In our society, it can be difficult to weed out what new information we learn is accurate and worthwhile, versus what the newest fad is. Are Superfoods really ‘super’ and should you be joining a cross fit gym to get into shape? It’s hard to sort out the quality information from the trendy filler, as well as know what actually applies to you. So this week we decided to look into a type of exercise that’s growing in popularity. You’ve probably done it before…ever jumped on a trampoline? That type of exercise is actually called ‘Rebounding’, and it turns out that it’s not just for kids. In fact, exercising on a trampoline is great for people with knee and joint ailments. It’s much easier on the body than high-impact exercises such as running. In fact, NASA performed a study on rebounding and declared it the most efficient and effective form of exercise devised by man.


What is rebounding?


Rebounding is an exercise that has zero to do with a basketball, it’s nothing more than an up and down bouncing motion on a trampoline. It doesn’t require an expensive gym membership, specific shoes (a good athletic shoe will do just fine), or a personal trainer. You can actually bounce so little that your feet aren’t ever out of touch with the trampoline, or you can bounce up to six inches in the air and get a great workout. The difference depends on your specific comfort, fitness, and pain levels. That’s all there is to the exercise.




First and foremost, the motion is extremely easy on your joints. In the NASA study referenced above, the researchers found that the G-force absorbed on the ankle (and knee to a lesser extent) while running was twice that of what the back of the head absorbed at the same time. In short, your ankles and knees take the brunt of the abuse when running. While with rebounding the G-force was almost identical from the back of the head through the foot. That is why it’s so efficient – your entire body is absorbing the impact, which is already minimal, making the pressure on your knees (compared to running) even less.

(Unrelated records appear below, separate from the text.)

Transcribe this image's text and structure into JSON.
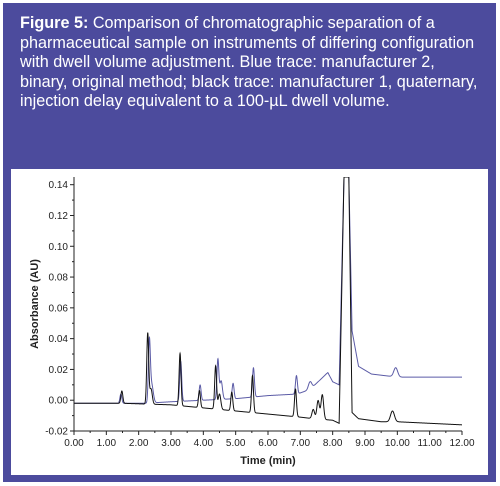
{
  "caption": {
    "label": "Figure 5:",
    "text": " Comparison of chromatographic separation of a pharmaceutical sample on instruments of differing configuration with dwell volume adjustment. Blue trace: manufacturer 2, binary, original method; black trace: manufacturer 1, quaternary, injection delay equivalent to a 100-µL dwell volume."
  },
  "colors": {
    "panel": "#4c4b9d",
    "blue_trace": "#5b5ba6",
    "black_trace": "#111111"
  },
  "chart_data": {
    "type": "line",
    "title": "",
    "xlabel": "Time (min)",
    "ylabel": "Absorbance (AU)",
    "xlim": [
      0,
      12
    ],
    "ylim": [
      -0.02,
      0.145
    ],
    "x_ticks": [
      "0.00",
      "1.00",
      "2.00",
      "3.00",
      "4.00",
      "5.00",
      "6.00",
      "7.00",
      "8.00",
      "9.00",
      "10.00",
      "11.00",
      "12.00"
    ],
    "y_ticks": [
      "-0.02",
      "0.00",
      "0.02",
      "0.04",
      "0.06",
      "0.08",
      "0.10",
      "0.12",
      "0.14"
    ],
    "y_tick_values": [
      -0.02,
      0.0,
      0.02,
      0.04,
      0.06,
      0.08,
      0.1,
      0.12,
      0.14
    ],
    "grid": false,
    "series": [
      {
        "color": "#5b5ba6",
        "baseline": [
          [
            0,
            -0.002
          ],
          [
            2.2,
            -0.002
          ],
          [
            3.0,
            -0.001
          ],
          [
            4.0,
            0.0
          ],
          [
            5.0,
            0.001
          ],
          [
            6.0,
            0.003
          ],
          [
            6.9,
            0.004
          ],
          [
            7.3,
            0.007
          ],
          [
            7.5,
            0.011
          ],
          [
            7.7,
            0.015
          ],
          [
            7.85,
            0.018
          ],
          [
            8.0,
            0.012
          ],
          [
            8.2,
            0.01
          ],
          [
            8.35,
            0.145
          ],
          [
            8.5,
            0.145
          ],
          [
            8.6,
            0.045
          ],
          [
            8.8,
            0.022
          ],
          [
            9.2,
            0.017
          ],
          [
            9.6,
            0.016
          ],
          [
            10.0,
            0.015
          ],
          [
            10.5,
            0.015
          ],
          [
            12.0,
            0.015
          ]
        ],
        "peaks": [
          [
            1.45,
            0.006,
            0.03
          ],
          [
            2.33,
            0.038,
            0.03
          ],
          [
            2.4,
            0.012,
            0.05
          ],
          [
            3.3,
            0.026,
            0.03
          ],
          [
            3.9,
            0.01,
            0.03
          ],
          [
            4.45,
            0.026,
            0.03
          ],
          [
            4.55,
            0.012,
            0.04
          ],
          [
            4.92,
            0.01,
            0.03
          ],
          [
            5.55,
            0.019,
            0.03
          ],
          [
            6.88,
            0.012,
            0.03
          ],
          [
            7.3,
            0.005,
            0.05
          ],
          [
            9.95,
            0.006,
            0.06
          ]
        ]
      },
      {
        "color": "#111111",
        "baseline": [
          [
            0,
            -0.002
          ],
          [
            1.5,
            -0.002
          ],
          [
            3.0,
            -0.003
          ],
          [
            4.0,
            -0.005
          ],
          [
            5.0,
            -0.007
          ],
          [
            6.0,
            -0.009
          ],
          [
            7.0,
            -0.011
          ],
          [
            7.4,
            -0.012
          ],
          [
            8.0,
            -0.013
          ],
          [
            8.2,
            -0.015
          ],
          [
            8.35,
            0.145
          ],
          [
            8.5,
            0.145
          ],
          [
            8.6,
            -0.008
          ],
          [
            8.8,
            -0.012
          ],
          [
            9.5,
            -0.014
          ],
          [
            10.0,
            -0.014
          ],
          [
            12.0,
            -0.016
          ]
        ],
        "peaks": [
          [
            1.48,
            0.008,
            0.03
          ],
          [
            2.28,
            0.046,
            0.03
          ],
          [
            2.38,
            0.01,
            0.04
          ],
          [
            3.28,
            0.034,
            0.03
          ],
          [
            3.88,
            0.011,
            0.03
          ],
          [
            4.38,
            0.028,
            0.03
          ],
          [
            4.5,
            0.01,
            0.04
          ],
          [
            4.88,
            0.012,
            0.03
          ],
          [
            5.52,
            0.024,
            0.03
          ],
          [
            6.85,
            0.018,
            0.03
          ],
          [
            7.4,
            0.006,
            0.04
          ],
          [
            7.55,
            0.012,
            0.04
          ],
          [
            7.68,
            0.016,
            0.04
          ],
          [
            9.85,
            0.007,
            0.06
          ]
        ]
      }
    ]
  }
}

NASA also found that with the same amount of effort your body gets up to 68% more benefit with rebounding than with running. You get the benefits of running without having to work your body as hard or feeling as exhausted.


Rebounding Exercise


Believe it or not, rebounding is also great for osteoporosis. When astronauts are in space they are exposed to a weightless atmosphere that is horrible for bone mineralization. When returning from space, the astronauts bone density has been significantly reduced and needs replenishment quickly. Rebounding is used to help restore bone density and reverse osteoporosis without an increased injury risk. With the rampant rise in osteoporosis in America, rebounding could be a great way to help strengthen bones and get a workout at the same time.


Is Rebounding For You?


Like any exercise, there are risks to be aware of with rebounding, and even though it is a very low impact exercise, it’s not for everyone. If you have severe knee or joint pain you’ll want to talk with your doctor to see if it is right for you. You never want to do an exercise that causes pain, and you certainly don’t want to exacerbate any existing problems you may have. Otherwise, rebounding could be the low impact, enjoyable work out you’ve been waiting for. Talk it over with your health professional and give it a try.